Le canzoni sono accompagnate da semplici movimenti, che il pubblico è invitato a ripetere. «Si tratta quindi di uno stimolo e di un momento arricchente anche per chi ci viene a vedere», aggiunge Turolla, che continua: «in casa per anziani si deve continuare a vivere ed è quindi importante che i residenti si possano sentire utili ed impegnati in qualcosa che sia finalizzato al raggiungimento di un obiettivo. Tra le nostre proposte, per esempio, alcuni residenti, in collaborazione con parenti e volontari, stanno realizzando ad uncinetto un albero che servirà per il prossimo Natale.
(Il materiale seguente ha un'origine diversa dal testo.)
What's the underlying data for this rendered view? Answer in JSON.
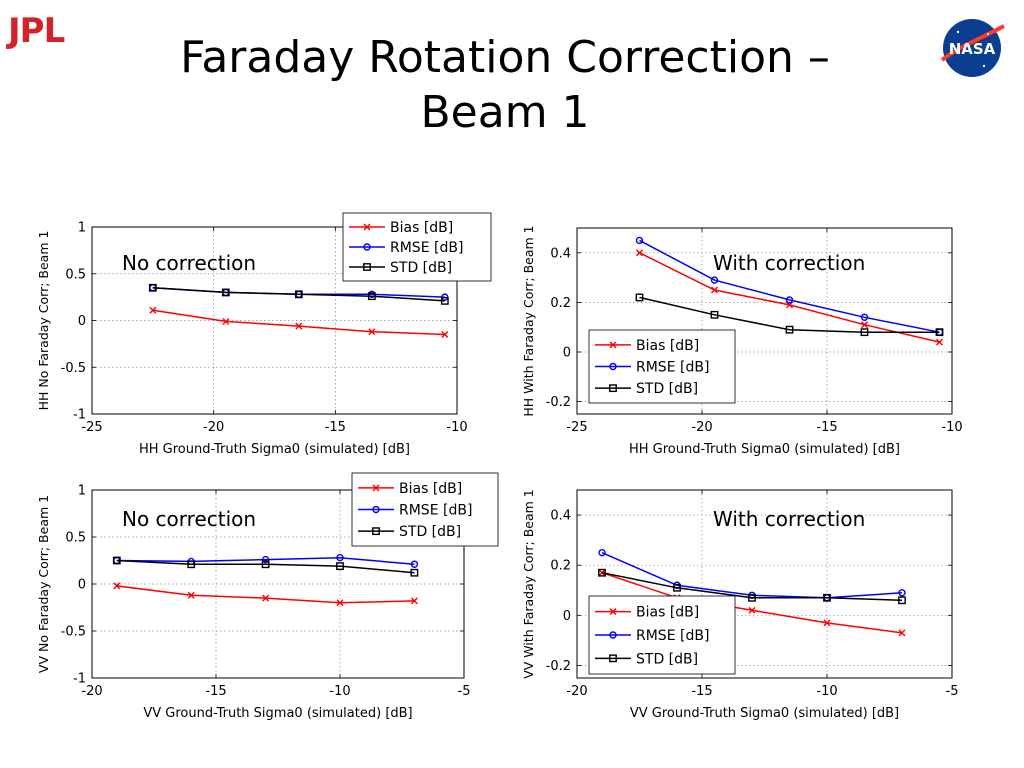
{
  "page": {
    "logo_left": "JPL",
    "logo_right": "NASA",
    "title_line1": "Faraday Rotation Correction –",
    "title_line2": "Beam 1"
  },
  "colors": {
    "bias": "#ff0000",
    "rmse": "#0000ff",
    "std": "#000000",
    "jpl_red": "#d2232a",
    "nasa_blue": "#0b3d91"
  },
  "chart_data": [
    {
      "type": "line",
      "id": "hh-no",
      "annotation": "No correction",
      "xlabel": "HH Ground-Truth Sigma0 (simulated) [dB]",
      "ylabel": "HH No Faraday Corr; Beam 1",
      "xlim": [
        -25,
        -10
      ],
      "ylim": [
        -1,
        1
      ],
      "xticks": [
        -25,
        -20,
        -15,
        -10
      ],
      "yticks": [
        -1,
        -0.5,
        0,
        0.5,
        1
      ],
      "grid": true,
      "legend_position": "top-right",
      "series": [
        {
          "name": "Bias [dB]",
          "marker": "x",
          "x": [
            -22.5,
            -19.5,
            -16.5,
            -13.5,
            -10.5
          ],
          "y": [
            0.11,
            -0.01,
            -0.06,
            -0.12,
            -0.15
          ]
        },
        {
          "name": "RMSE [dB]",
          "marker": "o",
          "x": [
            -22.5,
            -19.5,
            -16.5,
            -13.5,
            -10.5
          ],
          "y": [
            0.35,
            0.3,
            0.28,
            0.28,
            0.25
          ]
        },
        {
          "name": "STD [dB]",
          "marker": "s",
          "x": [
            -22.5,
            -19.5,
            -16.5,
            -13.5,
            -10.5
          ],
          "y": [
            0.35,
            0.3,
            0.28,
            0.26,
            0.21
          ]
        }
      ]
    },
    {
      "type": "line",
      "id": "hh-with",
      "annotation": "With correction",
      "xlabel": "HH Ground-Truth Sigma0 (simulated) [dB]",
      "ylabel": "HH With Faraday Corr; Beam 1",
      "xlim": [
        -25,
        -10
      ],
      "ylim": [
        -0.25,
        0.5
      ],
      "xticks": [
        -25,
        -20,
        -15,
        -10
      ],
      "yticks": [
        -0.2,
        0,
        0.2,
        0.4
      ],
      "grid": true,
      "legend_position": "bottom-left",
      "series": [
        {
          "name": "Bias [dB]",
          "marker": "x",
          "x": [
            -22.5,
            -19.5,
            -16.5,
            -13.5,
            -10.5
          ],
          "y": [
            0.4,
            0.25,
            0.19,
            0.11,
            0.04
          ]
        },
        {
          "name": "RMSE [dB]",
          "marker": "o",
          "x": [
            -22.5,
            -19.5,
            -16.5,
            -13.5,
            -10.5
          ],
          "y": [
            0.45,
            0.29,
            0.21,
            0.14,
            0.08
          ]
        },
        {
          "name": "STD [dB]",
          "marker": "s",
          "x": [
            -22.5,
            -19.5,
            -16.5,
            -13.5,
            -10.5
          ],
          "y": [
            0.22,
            0.15,
            0.09,
            0.08,
            0.08
          ]
        }
      ]
    },
    {
      "type": "line",
      "id": "vv-no",
      "annotation": "No correction",
      "xlabel": "VV Ground-Truth Sigma0 (simulated) [dB]",
      "ylabel": "VV No Faraday Corr; Beam 1",
      "xlim": [
        -20,
        -5
      ],
      "ylim": [
        -1,
        1
      ],
      "xticks": [
        -20,
        -15,
        -10,
        -5
      ],
      "yticks": [
        -1,
        -0.5,
        0,
        0.5,
        1
      ],
      "grid": true,
      "legend_position": "top-right",
      "series": [
        {
          "name": "Bias [dB]",
          "marker": "x",
          "x": [
            -19,
            -16,
            -13,
            -10,
            -7
          ],
          "y": [
            -0.02,
            -0.12,
            -0.15,
            -0.2,
            -0.18
          ]
        },
        {
          "name": "RMSE [dB]",
          "marker": "o",
          "x": [
            -19,
            -16,
            -13,
            -10,
            -7
          ],
          "y": [
            0.25,
            0.24,
            0.26,
            0.28,
            0.21
          ]
        },
        {
          "name": "STD [dB]",
          "marker": "s",
          "x": [
            -19,
            -16,
            -13,
            -10,
            -7
          ],
          "y": [
            0.25,
            0.21,
            0.21,
            0.19,
            0.12
          ]
        }
      ]
    },
    {
      "type": "line",
      "id": "vv-with",
      "annotation": "With correction",
      "xlabel": "VV Ground-Truth Sigma0 (simulated) [dB]",
      "ylabel": "VV With Faraday Corr; Beam 1",
      "xlim": [
        -20,
        -5
      ],
      "ylim": [
        -0.25,
        0.5
      ],
      "xticks": [
        -20,
        -15,
        -10,
        -5
      ],
      "yticks": [
        -0.2,
        0,
        0.2,
        0.4
      ],
      "grid": true,
      "legend_position": "bottom-left",
      "series": [
        {
          "name": "Bias [dB]",
          "marker": "x",
          "x": [
            -19,
            -16,
            -13,
            -10,
            -7
          ],
          "y": [
            0.17,
            0.07,
            0.02,
            -0.03,
            -0.07
          ]
        },
        {
          "name": "RMSE [dB]",
          "marker": "o",
          "x": [
            -19,
            -16,
            -13,
            -10,
            -7
          ],
          "y": [
            0.25,
            0.12,
            0.08,
            0.07,
            0.09
          ]
        },
        {
          "name": "STD [dB]",
          "marker": "s",
          "x": [
            -19,
            -16,
            -13,
            -10,
            -7
          ],
          "y": [
            0.17,
            0.11,
            0.07,
            0.07,
            0.06
          ]
        }
      ]
    }
  ]
}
In questo caso è importante anche il fatto che i nostri anziani possano invitare i propri parenti, perché questa ora è la loro casa».Fare in modo che le Case per anziani siano, di fatto, parte integrante del paese, è l’obiettivo cui mira un altro tipo di progetto. «La principale differenza della nostra proposta sta nel passaggio dalla casa per anziani tradizionale – ubicata al di fuori del centro urbano e vissuta come il luogo in cui l’anziano veniva accompagnato durante l’ultima parte della sua vita – ad una visione che tiene tale struttura al centro della comunità», afferma Caterina Carletti, responsabile della comunicazione della Fondazione Casa San Rocco.
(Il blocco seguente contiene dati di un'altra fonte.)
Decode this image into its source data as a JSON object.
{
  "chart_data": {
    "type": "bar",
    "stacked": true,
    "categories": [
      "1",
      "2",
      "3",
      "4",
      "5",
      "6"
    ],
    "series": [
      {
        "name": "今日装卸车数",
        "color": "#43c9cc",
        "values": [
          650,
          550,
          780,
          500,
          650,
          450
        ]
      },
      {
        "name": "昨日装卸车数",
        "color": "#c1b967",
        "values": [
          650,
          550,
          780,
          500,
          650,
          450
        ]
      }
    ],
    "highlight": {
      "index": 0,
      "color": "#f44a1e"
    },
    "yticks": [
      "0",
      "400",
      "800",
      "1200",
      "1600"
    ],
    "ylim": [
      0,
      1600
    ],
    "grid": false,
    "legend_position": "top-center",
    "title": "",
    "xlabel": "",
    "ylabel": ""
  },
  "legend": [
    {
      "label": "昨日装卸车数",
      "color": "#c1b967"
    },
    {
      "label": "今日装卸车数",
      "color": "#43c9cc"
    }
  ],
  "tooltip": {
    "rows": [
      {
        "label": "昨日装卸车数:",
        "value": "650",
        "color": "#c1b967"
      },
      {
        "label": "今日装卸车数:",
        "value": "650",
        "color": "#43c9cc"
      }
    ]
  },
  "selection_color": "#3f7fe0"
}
In questo concetto – attualmente applicato alla Casa di Morbio Inferiore e, nei prossimi anni, a due nuove strutture, a Vacallo e Coldrerio – la dimensione di cura si fa olistica: accanto alle cure farmacologiche e all’assistenza, il sistema di relazioni diventa parte del processo terapeutico. «Per realizzare una casa per anziani che vuole essere un luogo di vita ci siamo ispirati al modello abitativo e di cure 2030 dell’associazione settoriale nazionale CURAVIVA», spiega John Gaffuri, direttore della Fondazione Casa San Rocco, nel video di presentazione della struttura di Morbio Inferiore realizzato per «Agorà». «Ci siamo chiesti come attirare la comunità all’interno dei nostri spazi e in questo senso abbiamo aperto un bar-panetteria, un preasilo, un’agenzia postale e un piccolo spazio espositivo», continua Gaffuri.

Nell’ampio giardino trovano inoltre spazio un orto, che permette di fare dell’orto-terapia e di mantenere le abitudini che alcuni anziani avevano a casa propria, e una fattoria didattica che consente di entrare in contatto con i bambini. A riguardo, dal 2016, la Fondazione Casa San Rocco, in collaborazione con Mission Bambini e la SUPSI, porta avanti un progetto di animazione intergenerazionale, che coinvolge bambini e ragazzi di diverse fasce d’età, provenienti da diversi contesti; l’anno scorso sono state più di un centinaio le attività organizzate.Le iniziative delle varie case per anziani volte all’apertura verso l’esterno possono portare, commenta Gaffuri, «un contributo effettivo al miglioramento delle relazioni sociali della comunità e favorisce un ritorno all’aiuto reciproco e alla condivisione che caratterizzavano in passato la vita in paese».